Wall Dogs & the art of Signwriting

Posted: 1st March 2023
In the early 1930’s there were specialist sign painters who scaled buildings to create unique advertisements by hand. Using just brushes and a keen eye.

Where did it all begin?

In the mid-1930s, the art of signwriting was a fairly common job. While most cities had their own sign shops, many smaller towns and rural areas depended on traveling artisans to create their signs. These were known as wall dogs.

We can see the chipped and faded remains of many signs today, often called “ghost signs”, partial images from a time before digital processes.

They had to be painted on the spot by hand. If the sign was big enough and painted high on a wall, that hand was attached to a “walldog”. 

How did they do that?

Walldogs would scale buildings to paint signs that sold every day items. Signwriters were called walldogs for two reasons: first because they worked like dogs working in all weathers. Plus, traversing up and down the side of a building meant they needed to be tethered to the wall. 

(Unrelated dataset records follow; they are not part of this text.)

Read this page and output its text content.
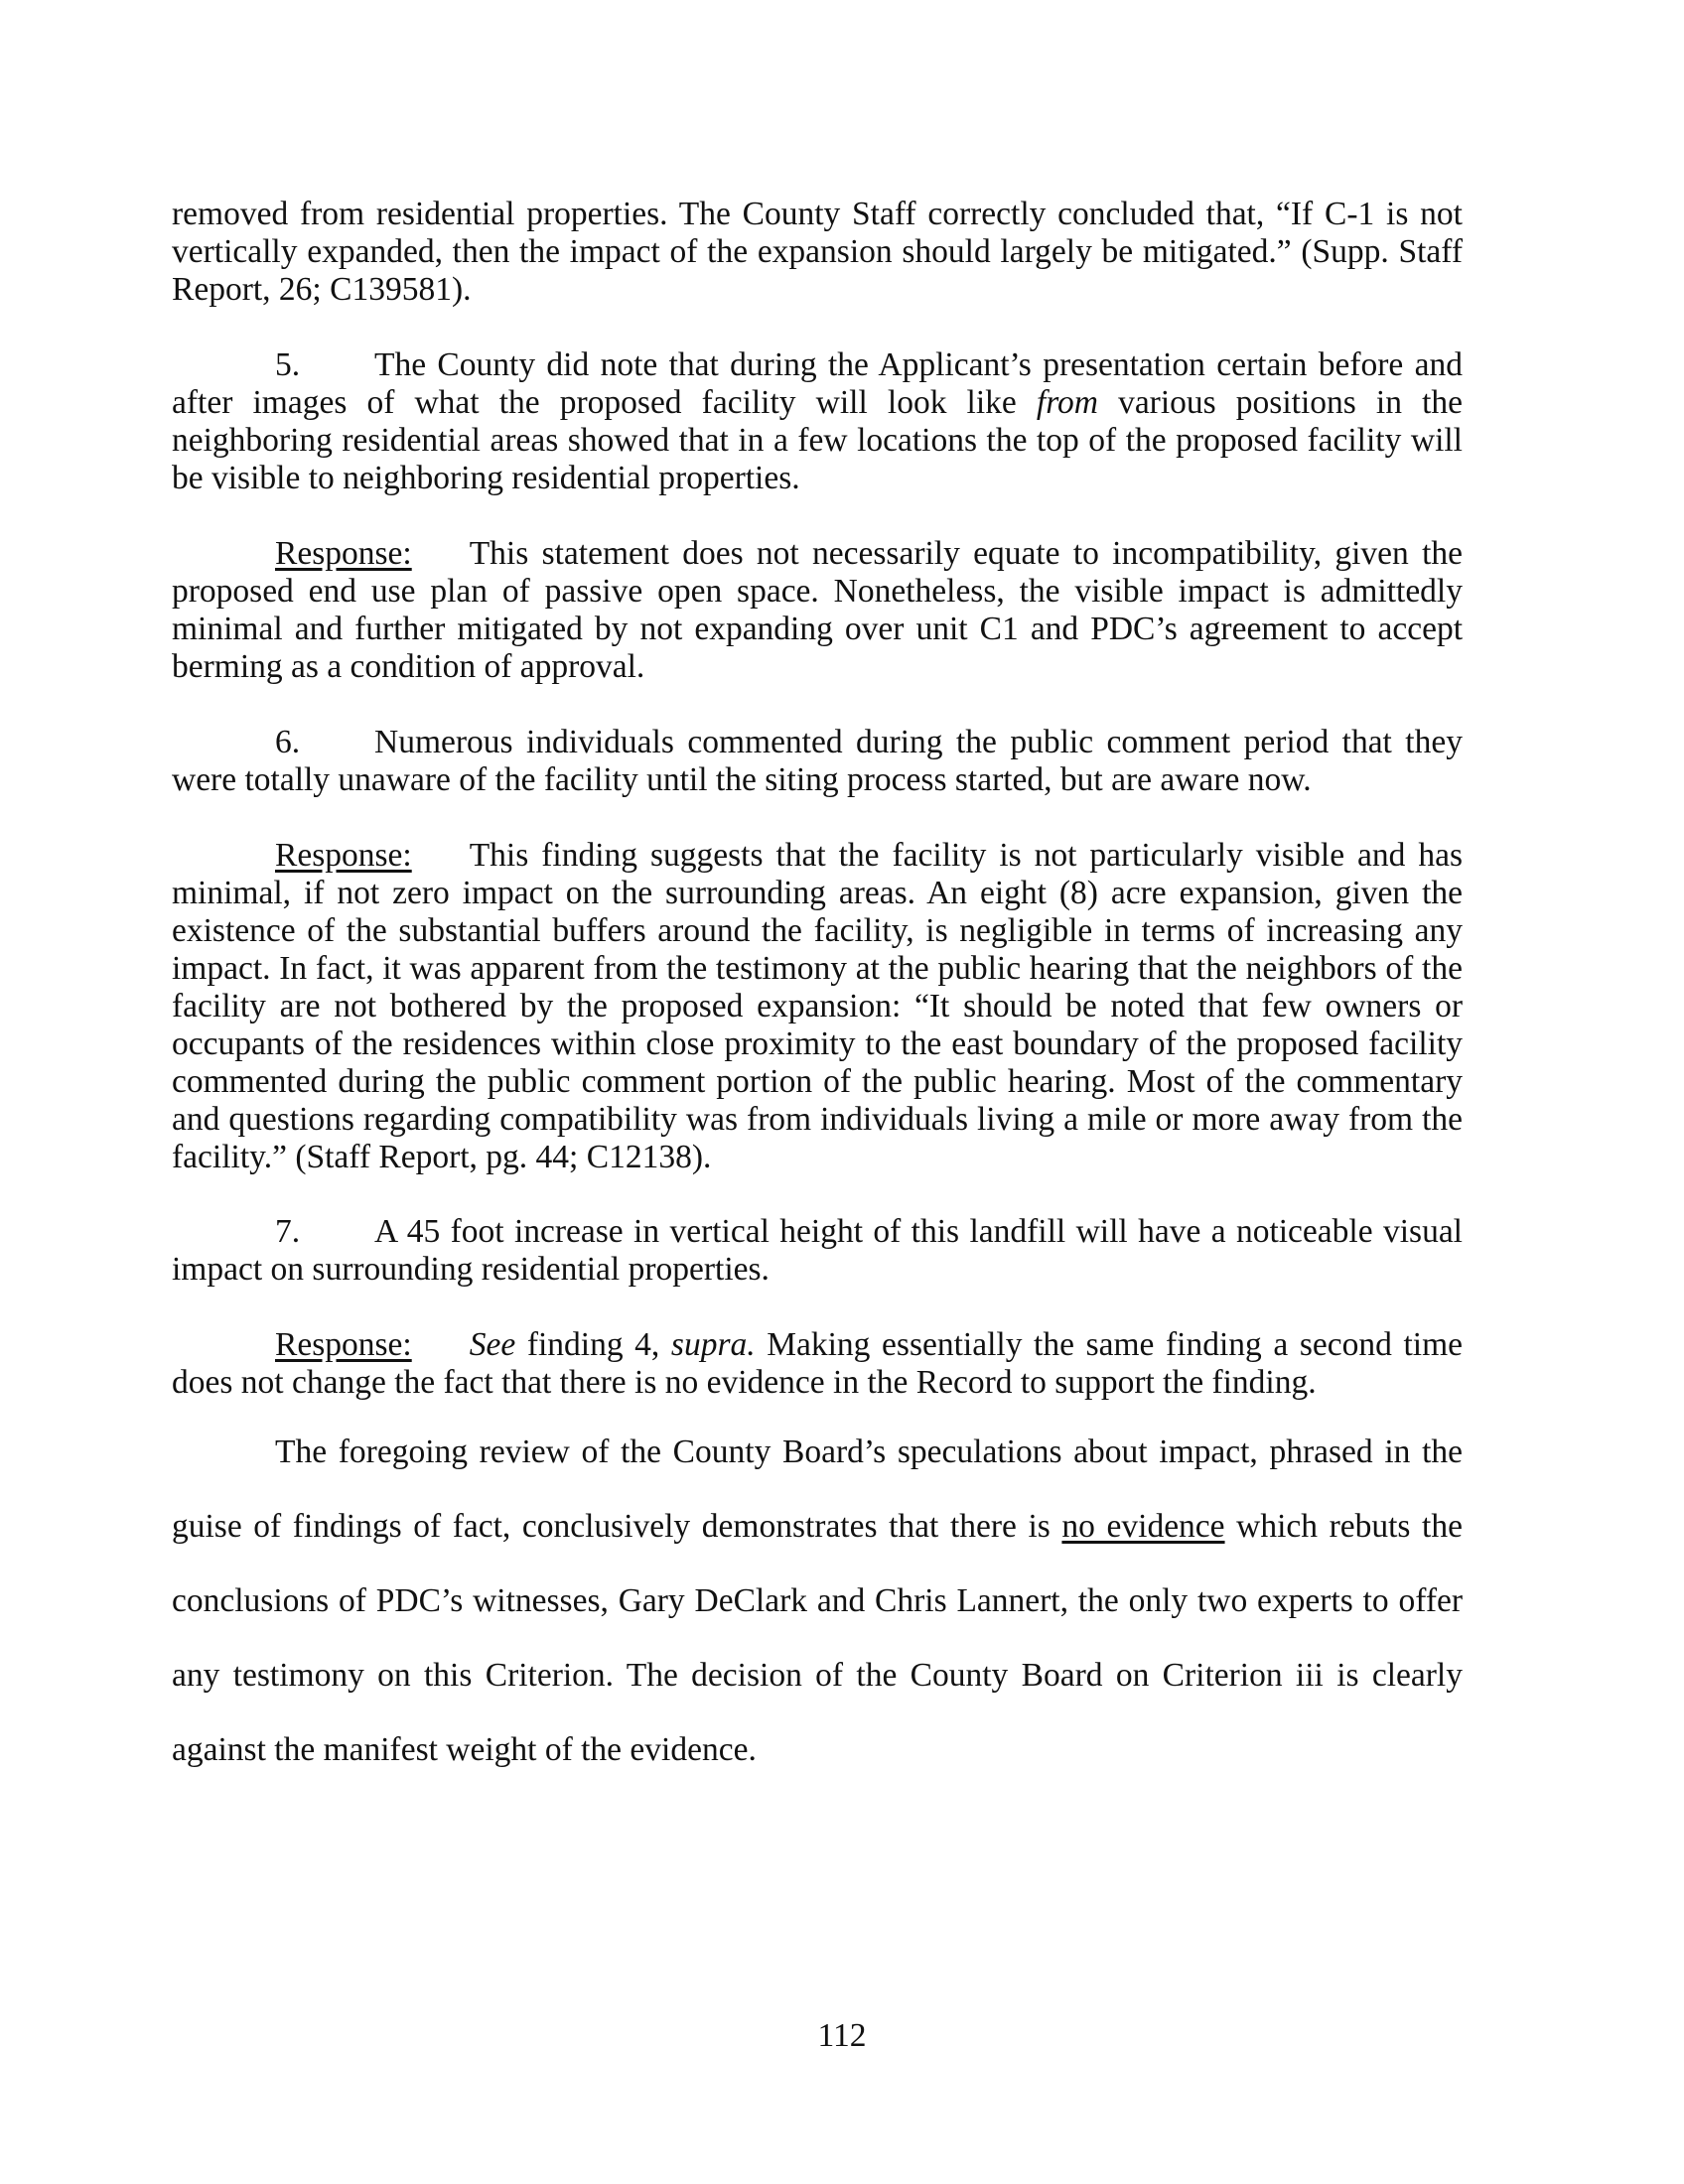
removed from residential properties. The County Staff correctly concluded that, “If C-1 is not vertically expanded, then the impact of the expansion should largely be mitigated.” (Supp. Staff Report, 26; C139581).

5. The County did note that during the Applicant’s presentation certain before and after images of what the proposed facility will look like from various positions in the neighboring residential areas showed that in a few locations the top of the proposed facility will be visible to neighboring residential properties.

Response: This statement does not necessarily equate to incompatibility, given the proposed end use plan of passive open space. Nonetheless, the visible impact is admittedly minimal and further mitigated by not expanding over unit C1 and PDC’s agreement to accept berming as a condition of approval.

6. Numerous individuals commented during the public comment period that they were totally unaware of the facility until the siting process started, but are aware now.

Response: This finding suggests that the facility is not particularly visible and has minimal, if not zero impact on the surrounding areas. An eight (8) acre expansion, given the existence of the substantial buffers around the facility, is negligible in terms of increasing any impact. In fact, it was apparent from the testimony at the public hearing that the neighbors of the facility are not bothered by the proposed expansion: “It should be noted that few owners or occupants of the residences within close proximity to the east boundary of the proposed facility commented during the public comment portion of the public hearing. Most of the commentary and questions regarding compatibility was from individuals living a mile or more away from the facility.” (Staff Report, pg. 44; C12138).

7. A 45 foot increase in vertical height of this landfill will have a noticeable visual impact on surrounding residential properties.

Response: See finding 4, supra. Making essentially the same finding a second time does not change the fact that there is no evidence in the Record to support the finding.

The foregoing review of the County Board’s speculations about impact, phrased in the guise of findings of fact, conclusively demonstrates that there is no evidence which rebuts the conclusions of PDC’s witnesses, Gary DeClark and Chris Lannert, the only two experts to offer any testimony on this Criterion. The decision of the County Board on Criterion iii is clearly against the manifest weight of the evidence.

112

The signs may have been commonplace, but there was nothing ordinary about a walldog’s skill or their influence on our landscape.

They were often poorly paid, and living dangerously with the scale of the work carried out. Not only were the designs and execution done by hand while hanging from the side of a building.

The paints themselves were “personal” formulas, each artist mixing his own slurry of toxic powders and additives.

A sign of the times

These days many places are bringing the old signs back to life by documentation, preservation and restoration. Signwriting has seen a resurgence and because of this more ghost signs are being restored to former glory.

In recent years, sign-painting has experienced something of a revival on the fronts and walls of new businesses.

While the term “walldog” may have been derogatory way back when, it has now been embraced in this resurgence by a new breed of high-flying sign-painters, proud to be Walldogs.